Rob Stein: That's a very good point. I raised that issue with everyone I interviewed. Critics who think we are already prescribing too many drugs argued that this study is just another attempt by a drug company to encourage more people to start using prescription medications. But many other leading experts I interviewed for the study who had nothing to do with the study said it was a very well designed, well conducted study and that the funding source does not appear to have any influence over how the study was conducted or how the results were interpreted. That said, there's still a lot of debate about whether lots of people should start taking statins based on these findings alone.


Potomac, Md.: Does the finding transfer to all Statins -- what about the generic form?

Rob Stein: Other statins, including those that are available in generic form, also do reduce inflammation. What remains unclear is whether they would produce the same magnitude of benefit as that found in this study. They might, but no one will know for sure unless they do another study like this one using another statin.


Herndon, Va.: I'm taking a "Mevecor" equivalent for my high cholesterol -- is that in the Statin "family"?

Rob Stein: Yes, that is a statin.


Washington, D.C.: I am 27 years old and obese. I have been for most of my life. How significant is age in determining inflammation?

Rob Stein: No one is suggesting routine CRP testing for everyone, but they are suggesting that CRP testing could be used to help evaluate a person's risk for heart disease along with other traditional risk factors, such as cholesterol, weight, age etc.
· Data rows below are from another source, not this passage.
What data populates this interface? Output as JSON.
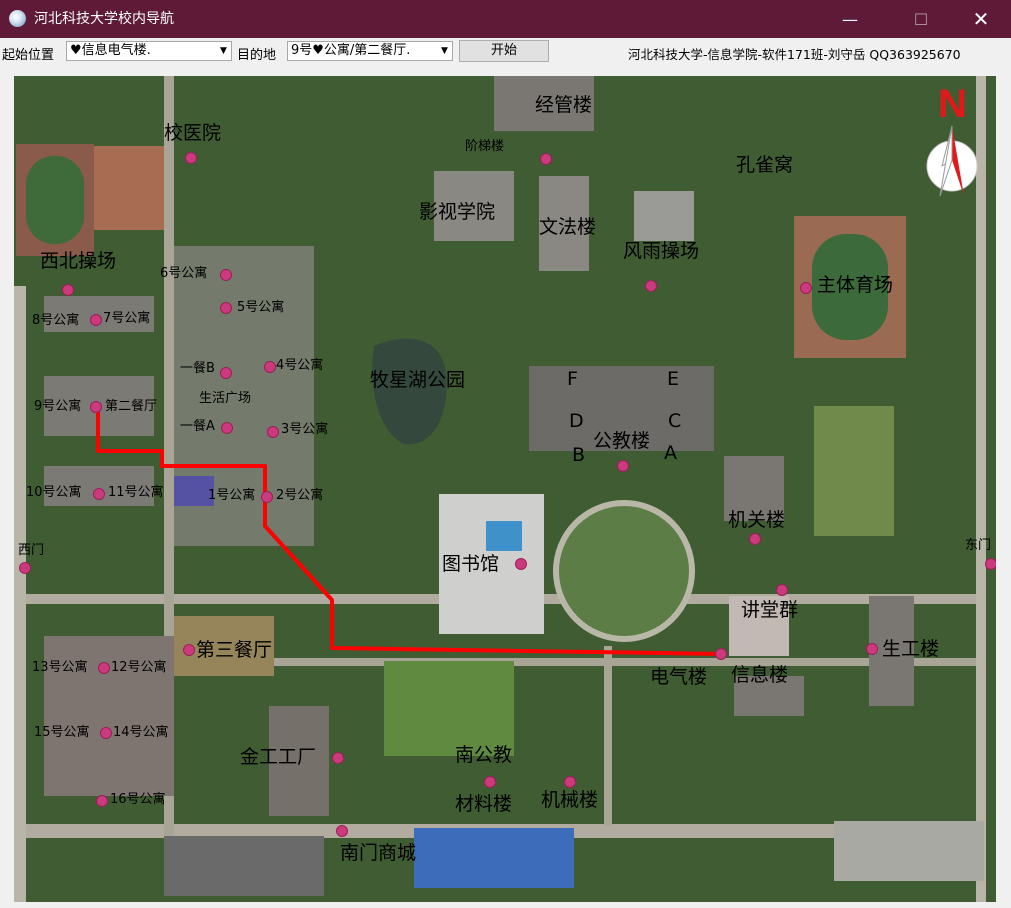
{
  "window": {
    "title": "河北科技大学校内导航",
    "close_glyph": "✕",
    "minimize_glyph": "—",
    "maximize_glyph": "☐"
  },
  "toolbar": {
    "start_label": "起始位置",
    "start_value": "♥信息电气楼.",
    "dest_label": "目的地",
    "dest_value": "9号♥公寓/第二餐厅.",
    "go_button": "开始",
    "credit": "河北科技大学-信息学院-软件171班-刘守岳 QQ363925670"
  },
  "colors": {
    "titlebar": "#5e1a36",
    "route": "#ff0000",
    "marker": "#cc3a7e"
  },
  "compass": {
    "letter": "N"
  },
  "places": [
    {
      "id": "jingguan",
      "name": "经管楼"
    },
    {
      "id": "xiaoyiyuan",
      "name": "校医院"
    },
    {
      "id": "jietilou",
      "name": "阶梯楼"
    },
    {
      "id": "kongquewo",
      "name": "孔雀窝"
    },
    {
      "id": "yingshi",
      "name": "影视学院"
    },
    {
      "id": "wenfa",
      "name": "文法楼"
    },
    {
      "id": "fengyu",
      "name": "风雨操场"
    },
    {
      "id": "xibei",
      "name": "西北操场"
    },
    {
      "id": "apt6",
      "name": "6号公寓"
    },
    {
      "id": "apt5",
      "name": "5号公寓"
    },
    {
      "id": "apt8",
      "name": "8号公寓"
    },
    {
      "id": "apt7",
      "name": "7号公寓"
    },
    {
      "id": "zhuti",
      "name": "主体育场"
    },
    {
      "id": "yicanB",
      "name": "一餐B"
    },
    {
      "id": "apt4",
      "name": "4号公寓"
    },
    {
      "id": "muxinghu",
      "name": "牧星湖公园"
    },
    {
      "id": "bldgF",
      "name": "F"
    },
    {
      "id": "bldgE",
      "name": "E"
    },
    {
      "id": "shenghuo",
      "name": "生活广场"
    },
    {
      "id": "apt9",
      "name": "9号公寓"
    },
    {
      "id": "dierca",
      "name": "第二餐厅"
    },
    {
      "id": "bldgD",
      "name": "D"
    },
    {
      "id": "bldgC",
      "name": "C"
    },
    {
      "id": "yicanA",
      "name": "一餐A"
    },
    {
      "id": "apt3",
      "name": "3号公寓"
    },
    {
      "id": "gongjiao",
      "name": "公教楼"
    },
    {
      "id": "bldgB",
      "name": "B"
    },
    {
      "id": "bldgA",
      "name": "A"
    },
    {
      "id": "apt10",
      "name": "10号公寓"
    },
    {
      "id": "apt11",
      "name": "11号公寓"
    },
    {
      "id": "apt1",
      "name": "1号公寓"
    },
    {
      "id": "apt2",
      "name": "2号公寓"
    },
    {
      "id": "jiguan",
      "name": "机关楼"
    },
    {
      "id": "ximen",
      "name": "西门"
    },
    {
      "id": "dongmen",
      "name": "东门"
    },
    {
      "id": "tushuguan",
      "name": "图书馆"
    },
    {
      "id": "jiangtang",
      "name": "讲堂群"
    },
    {
      "id": "disanca",
      "name": "第三餐厅"
    },
    {
      "id": "shenggong",
      "name": "生工楼"
    },
    {
      "id": "apt13",
      "name": "13号公寓"
    },
    {
      "id": "apt12",
      "name": "12号公寓"
    },
    {
      "id": "dianqi",
      "name": "电气楼"
    },
    {
      "id": "xinxi",
      "name": "信息楼"
    },
    {
      "id": "apt15",
      "name": "15号公寓"
    },
    {
      "id": "apt14",
      "name": "14号公寓"
    },
    {
      "id": "jingong",
      "name": "金工工厂"
    },
    {
      "id": "nangongjiao",
      "name": "南公教"
    },
    {
      "id": "apt16",
      "name": "16号公寓"
    },
    {
      "id": "cailiao",
      "name": "材料楼"
    },
    {
      "id": "jixie",
      "name": "机械楼"
    },
    {
      "id": "nanmen",
      "name": "南门商城"
    }
  ]
}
Someone who has been obese throughout their life should certainly be consulting with their doctor about how to reduce their risk for heart disease, no matter what their age.
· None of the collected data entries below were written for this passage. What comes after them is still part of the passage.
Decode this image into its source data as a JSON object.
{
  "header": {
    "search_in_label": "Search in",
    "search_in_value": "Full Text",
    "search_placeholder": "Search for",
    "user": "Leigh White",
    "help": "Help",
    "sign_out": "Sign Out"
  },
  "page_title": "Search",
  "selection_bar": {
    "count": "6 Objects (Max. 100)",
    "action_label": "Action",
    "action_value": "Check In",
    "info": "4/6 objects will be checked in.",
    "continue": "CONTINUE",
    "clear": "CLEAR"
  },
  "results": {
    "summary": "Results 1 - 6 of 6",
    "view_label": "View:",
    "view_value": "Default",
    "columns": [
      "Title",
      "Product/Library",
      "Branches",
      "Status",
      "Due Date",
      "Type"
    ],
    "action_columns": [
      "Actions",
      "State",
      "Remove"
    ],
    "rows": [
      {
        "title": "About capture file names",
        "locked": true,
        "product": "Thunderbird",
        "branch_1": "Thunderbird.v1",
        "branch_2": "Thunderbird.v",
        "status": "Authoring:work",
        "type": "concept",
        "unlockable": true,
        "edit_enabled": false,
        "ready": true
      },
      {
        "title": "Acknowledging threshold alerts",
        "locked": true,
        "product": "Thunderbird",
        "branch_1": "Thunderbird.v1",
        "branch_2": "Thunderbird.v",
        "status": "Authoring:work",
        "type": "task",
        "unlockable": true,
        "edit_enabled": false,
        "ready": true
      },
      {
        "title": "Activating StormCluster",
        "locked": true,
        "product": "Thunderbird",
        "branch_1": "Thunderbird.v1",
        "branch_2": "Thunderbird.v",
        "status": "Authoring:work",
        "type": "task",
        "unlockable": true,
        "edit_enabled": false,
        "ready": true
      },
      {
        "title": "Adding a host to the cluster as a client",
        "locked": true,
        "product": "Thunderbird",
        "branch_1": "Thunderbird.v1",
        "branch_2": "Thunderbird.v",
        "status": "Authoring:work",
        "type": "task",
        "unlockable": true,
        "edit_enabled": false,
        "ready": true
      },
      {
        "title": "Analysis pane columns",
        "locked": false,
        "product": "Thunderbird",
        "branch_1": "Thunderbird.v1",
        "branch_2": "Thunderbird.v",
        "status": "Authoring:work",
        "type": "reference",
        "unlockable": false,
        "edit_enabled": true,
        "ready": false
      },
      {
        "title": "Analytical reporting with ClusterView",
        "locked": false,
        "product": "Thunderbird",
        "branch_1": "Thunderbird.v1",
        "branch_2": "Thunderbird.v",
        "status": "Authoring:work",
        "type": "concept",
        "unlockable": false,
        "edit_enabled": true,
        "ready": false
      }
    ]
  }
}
Washington, D.C.: Given how powerful statin drugs are, I would like to see the results of this study duplicated by another group of researchers, specifically one NOT funded by a statin manufacturer. How likely do you think it is that NIH or another public group would fund a second study? Thanks.

Rob Stein: That's a good question. A study like this is very expensive, and in fact the researchers had first approached the NIH for funding.


Anaheim, Calif.: This is truly pathetic. As a Critical Care RN for over 35 years, this appears to be one more attempt for drug companies to push another pill for a non-disease, invented disease, or a disease you "might" get. These medications are not without serious health risks, to say nothing of serious cost. (Yet another method to inflate the costs of healthcare.) Physicians and patients also need to think way outside the box before writing an Rx for medications. In the healthcare (and I use that term lightly,) environment of today ANY prescription medication taken, must be reported when applying for individual health insurance. With job losses and skyrocketing health costs to the people, more and more people will be attempting to obtain care through private companies. Here is a word of warning. A statin or the like, is in most cases, a red flag for insurance companies, and can mean an automatic refusal for insurance. So now you have a healthy individual taking a statin for "prevention" finding themselves unable to obtain insurance. For every insurance company this is a red flag, statin equals risk. So before one writes that Rx or fills that Rx, think outside the box. What are the possible consequences, except more profit for drug companies.

Rob Stein: Thanks very much for your comment. This is definitely one of the big concerns and issues raised by this study: What is the risk-benefit analysis? That's something expert panels will be considering when they consider incorporating these findings into officials guidelines to doctors.


Rob Stein: Wow -- that hour certainly flew by. Thanks so much for all your great questions, and my apologies to those that I wasn't able to get to. This is certainly generating a lot of interest and debate, and I'm sure it's a topic we'll be returning to. Thanks again.